Discover and improve learners' feelings in e-learning using fuzzy inference system
Due to the separation of teachers and students in the online teaching system and not receiving the moods of learners and applying appropriate feedback, this study seeks to design an intelligent system that can first detect learners' emotions remotely and then suggest educational scenarios to the teacher. Increases positive emotions and reduces negative emotions in learners. This research was conducted in 1998. The study population is the tenth grade mathematics students of Farzanegan 7 High School in Tehran. The students were divided into 5 groups of 15 people, each of whom was exposed to one of the situations of happiness, anger, fear, despair and sadness, and their facial information was received and recorded through a webcam.

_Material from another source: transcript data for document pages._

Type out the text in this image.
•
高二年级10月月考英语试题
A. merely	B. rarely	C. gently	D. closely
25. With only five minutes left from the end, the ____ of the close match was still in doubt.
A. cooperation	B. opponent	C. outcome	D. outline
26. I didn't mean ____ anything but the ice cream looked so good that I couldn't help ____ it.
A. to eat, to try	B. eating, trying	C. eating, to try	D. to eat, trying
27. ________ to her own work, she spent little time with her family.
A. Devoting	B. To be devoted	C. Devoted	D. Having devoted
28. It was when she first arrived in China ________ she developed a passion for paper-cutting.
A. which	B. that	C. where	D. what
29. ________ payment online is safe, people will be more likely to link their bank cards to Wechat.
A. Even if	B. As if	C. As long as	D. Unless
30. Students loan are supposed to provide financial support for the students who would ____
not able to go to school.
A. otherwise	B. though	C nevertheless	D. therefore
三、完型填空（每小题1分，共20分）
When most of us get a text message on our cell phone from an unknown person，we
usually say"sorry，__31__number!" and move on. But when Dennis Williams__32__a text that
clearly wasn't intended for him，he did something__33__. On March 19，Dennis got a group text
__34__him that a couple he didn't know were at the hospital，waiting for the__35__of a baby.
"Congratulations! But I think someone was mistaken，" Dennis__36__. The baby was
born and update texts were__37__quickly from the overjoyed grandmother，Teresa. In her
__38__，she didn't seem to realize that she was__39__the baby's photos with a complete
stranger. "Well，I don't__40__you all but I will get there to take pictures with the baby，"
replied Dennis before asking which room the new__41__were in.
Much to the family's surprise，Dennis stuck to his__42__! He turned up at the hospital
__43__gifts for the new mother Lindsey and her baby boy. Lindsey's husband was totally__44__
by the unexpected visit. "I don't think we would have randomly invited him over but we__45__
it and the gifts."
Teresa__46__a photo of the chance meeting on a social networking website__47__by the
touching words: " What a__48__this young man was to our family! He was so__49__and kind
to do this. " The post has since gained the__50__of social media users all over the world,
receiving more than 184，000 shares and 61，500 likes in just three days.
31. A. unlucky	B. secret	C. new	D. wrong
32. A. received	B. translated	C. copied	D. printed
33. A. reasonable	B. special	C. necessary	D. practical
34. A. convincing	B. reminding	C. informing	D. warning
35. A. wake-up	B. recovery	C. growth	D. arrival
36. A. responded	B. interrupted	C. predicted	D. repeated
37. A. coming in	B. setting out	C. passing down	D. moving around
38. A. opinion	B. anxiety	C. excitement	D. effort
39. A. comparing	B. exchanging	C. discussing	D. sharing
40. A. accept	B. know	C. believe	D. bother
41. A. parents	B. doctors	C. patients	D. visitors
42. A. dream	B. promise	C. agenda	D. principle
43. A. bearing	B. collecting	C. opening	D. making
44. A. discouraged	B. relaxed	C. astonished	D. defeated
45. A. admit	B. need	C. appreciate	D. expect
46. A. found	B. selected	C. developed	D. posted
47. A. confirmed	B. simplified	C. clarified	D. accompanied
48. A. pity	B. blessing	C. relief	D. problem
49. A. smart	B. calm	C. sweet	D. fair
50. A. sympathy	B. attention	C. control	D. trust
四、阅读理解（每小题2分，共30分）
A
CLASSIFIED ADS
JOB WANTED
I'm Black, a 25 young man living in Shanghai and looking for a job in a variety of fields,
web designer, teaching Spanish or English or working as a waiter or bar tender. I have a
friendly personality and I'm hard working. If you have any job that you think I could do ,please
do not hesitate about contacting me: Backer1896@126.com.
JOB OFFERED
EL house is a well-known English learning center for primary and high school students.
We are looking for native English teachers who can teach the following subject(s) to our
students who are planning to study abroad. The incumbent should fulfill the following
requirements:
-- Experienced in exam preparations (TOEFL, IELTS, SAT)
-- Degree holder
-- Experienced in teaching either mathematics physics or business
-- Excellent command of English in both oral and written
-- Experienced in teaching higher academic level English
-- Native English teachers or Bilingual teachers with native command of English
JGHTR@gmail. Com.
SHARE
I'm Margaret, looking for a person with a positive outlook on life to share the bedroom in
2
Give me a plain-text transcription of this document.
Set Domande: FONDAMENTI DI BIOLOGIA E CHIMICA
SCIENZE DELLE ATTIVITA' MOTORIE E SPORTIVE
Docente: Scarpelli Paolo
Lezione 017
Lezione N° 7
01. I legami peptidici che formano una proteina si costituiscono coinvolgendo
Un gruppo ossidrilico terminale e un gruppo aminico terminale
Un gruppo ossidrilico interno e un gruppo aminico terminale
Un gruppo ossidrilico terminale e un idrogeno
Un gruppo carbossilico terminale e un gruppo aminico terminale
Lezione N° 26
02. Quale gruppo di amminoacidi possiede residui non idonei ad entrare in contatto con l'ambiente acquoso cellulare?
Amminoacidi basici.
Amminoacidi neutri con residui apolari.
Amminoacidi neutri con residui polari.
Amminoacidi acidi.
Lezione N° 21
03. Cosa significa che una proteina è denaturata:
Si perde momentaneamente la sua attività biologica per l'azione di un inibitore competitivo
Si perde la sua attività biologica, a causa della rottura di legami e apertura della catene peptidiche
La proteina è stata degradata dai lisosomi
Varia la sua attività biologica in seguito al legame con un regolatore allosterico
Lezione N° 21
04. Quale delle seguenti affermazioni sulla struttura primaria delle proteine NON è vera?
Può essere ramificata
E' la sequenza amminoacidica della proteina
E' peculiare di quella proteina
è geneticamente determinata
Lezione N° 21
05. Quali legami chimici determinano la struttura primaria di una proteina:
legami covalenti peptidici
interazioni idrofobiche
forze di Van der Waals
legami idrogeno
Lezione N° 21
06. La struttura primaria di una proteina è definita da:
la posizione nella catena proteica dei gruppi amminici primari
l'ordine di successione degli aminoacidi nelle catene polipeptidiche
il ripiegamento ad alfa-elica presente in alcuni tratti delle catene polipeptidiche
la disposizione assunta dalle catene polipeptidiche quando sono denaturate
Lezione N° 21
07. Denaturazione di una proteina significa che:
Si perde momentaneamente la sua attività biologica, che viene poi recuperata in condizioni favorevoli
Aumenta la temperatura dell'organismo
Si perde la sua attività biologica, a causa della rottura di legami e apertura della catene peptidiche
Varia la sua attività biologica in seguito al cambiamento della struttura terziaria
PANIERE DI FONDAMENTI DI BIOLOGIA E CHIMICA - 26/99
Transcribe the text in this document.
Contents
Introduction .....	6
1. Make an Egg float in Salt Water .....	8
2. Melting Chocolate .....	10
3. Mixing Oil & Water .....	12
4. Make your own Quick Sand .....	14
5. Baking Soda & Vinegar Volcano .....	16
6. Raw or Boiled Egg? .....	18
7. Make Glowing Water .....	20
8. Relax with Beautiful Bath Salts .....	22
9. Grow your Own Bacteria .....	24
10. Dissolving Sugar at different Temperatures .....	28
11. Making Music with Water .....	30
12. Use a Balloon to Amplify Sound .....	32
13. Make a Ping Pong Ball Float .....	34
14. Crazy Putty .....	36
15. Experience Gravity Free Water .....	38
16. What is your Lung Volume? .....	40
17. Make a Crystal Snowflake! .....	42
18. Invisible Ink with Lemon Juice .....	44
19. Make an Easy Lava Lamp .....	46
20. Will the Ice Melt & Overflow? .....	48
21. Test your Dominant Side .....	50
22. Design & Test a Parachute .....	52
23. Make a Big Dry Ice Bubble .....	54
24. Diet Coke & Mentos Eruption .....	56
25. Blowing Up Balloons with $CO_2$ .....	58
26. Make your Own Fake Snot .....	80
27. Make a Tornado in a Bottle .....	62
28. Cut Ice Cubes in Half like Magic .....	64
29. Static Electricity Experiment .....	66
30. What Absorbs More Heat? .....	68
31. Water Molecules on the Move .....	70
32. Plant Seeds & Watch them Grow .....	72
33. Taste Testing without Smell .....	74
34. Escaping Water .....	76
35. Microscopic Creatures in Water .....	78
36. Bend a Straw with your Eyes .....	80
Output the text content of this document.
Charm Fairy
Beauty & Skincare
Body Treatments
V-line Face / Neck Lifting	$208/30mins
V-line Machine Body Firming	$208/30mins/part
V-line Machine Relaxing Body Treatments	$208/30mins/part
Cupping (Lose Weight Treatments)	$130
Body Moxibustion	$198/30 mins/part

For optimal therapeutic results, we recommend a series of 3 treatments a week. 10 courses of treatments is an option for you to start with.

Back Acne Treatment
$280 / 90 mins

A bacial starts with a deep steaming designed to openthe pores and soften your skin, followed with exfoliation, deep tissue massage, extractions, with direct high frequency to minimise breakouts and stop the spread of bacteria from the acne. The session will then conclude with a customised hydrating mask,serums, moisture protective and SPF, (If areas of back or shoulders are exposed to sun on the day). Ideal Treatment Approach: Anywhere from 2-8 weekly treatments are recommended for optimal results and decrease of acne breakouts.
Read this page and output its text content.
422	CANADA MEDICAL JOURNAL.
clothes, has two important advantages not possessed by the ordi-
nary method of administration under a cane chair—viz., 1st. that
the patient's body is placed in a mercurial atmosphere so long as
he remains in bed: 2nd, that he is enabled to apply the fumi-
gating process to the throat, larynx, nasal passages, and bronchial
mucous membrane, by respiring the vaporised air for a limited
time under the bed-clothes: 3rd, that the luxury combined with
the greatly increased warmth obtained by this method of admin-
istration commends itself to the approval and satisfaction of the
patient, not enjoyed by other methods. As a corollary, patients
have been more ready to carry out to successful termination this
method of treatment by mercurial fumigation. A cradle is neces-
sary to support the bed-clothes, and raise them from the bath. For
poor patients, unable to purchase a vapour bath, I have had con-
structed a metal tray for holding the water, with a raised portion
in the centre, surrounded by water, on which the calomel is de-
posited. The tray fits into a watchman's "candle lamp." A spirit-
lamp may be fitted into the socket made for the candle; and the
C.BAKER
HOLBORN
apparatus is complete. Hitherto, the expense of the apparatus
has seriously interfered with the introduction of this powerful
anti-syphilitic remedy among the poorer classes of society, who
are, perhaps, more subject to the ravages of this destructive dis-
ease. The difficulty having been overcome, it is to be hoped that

Data analysis in this study was performed by data mining method by Clementine software. By comparing the change in the range of emotions recorded before the implementation of the training scenario and then by data mining method with the help of Cummins algorithm that first clustering and then classification The results show that after the implementation of educational scenarios, changes were made in the ranges and increased the mean of positive emotions and decreased the mean of negative emotions.
- حق عضویت دریافتی صرف حمایت از نشریات عضو و نگهداری، تکمیل و توسعه مگیران میشود.
- پرداخت حق اشتراک و دانلود مقالات اجازه بازنشر آن در سایر رسانههای چاپی و دیجیتال را به کاربر نمیدهد.